Böylelikle, sağlık hizmetleri sadece hastanelerle sınırlı kalmayacak, toplumun her kesimine ulaşacaktır. Sağlıklı bir yaşam için gerekli olan sağlık bilinci yaygınlaştırılacaktır. Sağlıkla ilgili her konuda Sağlık Meslek Örgütlerinin rehberliğinden yararlanılacaktır.

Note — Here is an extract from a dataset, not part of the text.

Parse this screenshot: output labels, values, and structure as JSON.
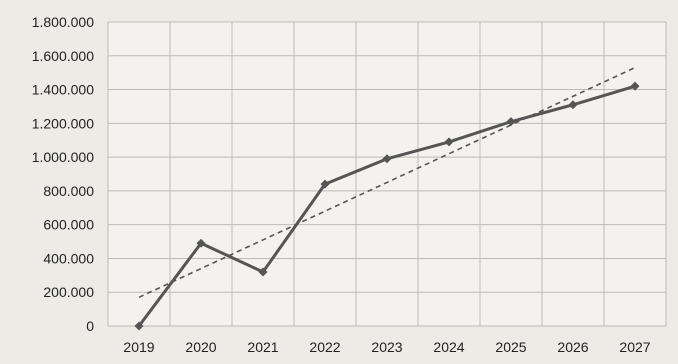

Sevgi ve Saygıdeğer Halkımız, Kadınlarımız, Bacılarımız;

Halkın Kurtuluş Partisi’nin Devrimci Demokratik Halk İktidarında yaşam bulacak olan insana dost, kadına dost, gençliğe dost, çocuğa dost, işçiye, köylüye dost, hayvana dost, bitkiye dost, kısacası insanlığa ve doğaya dost bir yaşamı; aday olduğumuz yerellerde, “Halk İçin, Halkla Birlikte, Bizzat Örgütlü Halk Tarafından Yönetim” anlayışıyla inşa etmek üzere aday olduk.

Bizler, Kurtuluş Partililer olarak insan yaşamının sürmesinin doğadaki tüm canlılarla birlikte, hayvanlarla birlikte, bitkilerle birlikte mümkün olabileceğini çok iyi biliyoruz. Ancak bunun bugün, günümüz koşullarında AKP’giller’in bekçiliğini yaptığı Parababalarının sömürü düzeninde mümkün olamayacağını biliyoruz, gördük, görüyoruz; hele hele ülkemizin Ortaçağ karanlığına, Yeni Sevr’e doğru sürüklendiği şu günlerde. Dolayısıyla hem siyasi mücadelemiz hem yerellerdeki Halkçı Belediyecilik uygulamasıyla yönetimlerimiz, bunları ortadan kaldıracak ve ülkemize, halkımıza hak ettiği gerçek özgürlüğü, gerçek Laikliği ve gerçek mutluluğu tattıracak bir ülke olacaktır.

İşte o zaman, “Bütün yasak edilmiş güçler gibi, yeraltında, gizli, sağır, derinden derine işleyen” bir güç olarak, yarımız olan Kadınların gerçek kurtuluşuna giden yolun önü açılacaktır.

Kurtuluş Partili Kadınlar olarak yolumuzun engellerle, yılanlarla, çıyanlarla dolu olduğunu biliyoruz. Ama bu toz duman ortamında mücadelemize tüm kararlılığımızla, tüm inancımızla devam ediyoruz.

Çünkü bizler, Avusturya İşçi Marşı’nın dizelerinde yer aldığı gibi;

Bu Karanlık Yolun Sonunda Doğacak Güneşi Görüyoruz.

Belediyeler, Yüzyılın Felaketi AKP’giller’den Temizlenmelidir!

Halk İçin, Halkla Birlikte, Bizzat Örgütlü Halk Tarafından Yönetim İçin Oylar HKP’ye!

Ranta, Vurguna, Hırsızlığa, Yolsuzluğa Bıçakla Kesercesine Son Vermek İçin Oylar HKP’ye!

Hür, Güçlü, Mutlu, Tam Bağımsız Türkiye İçin Oylar HKP’ye!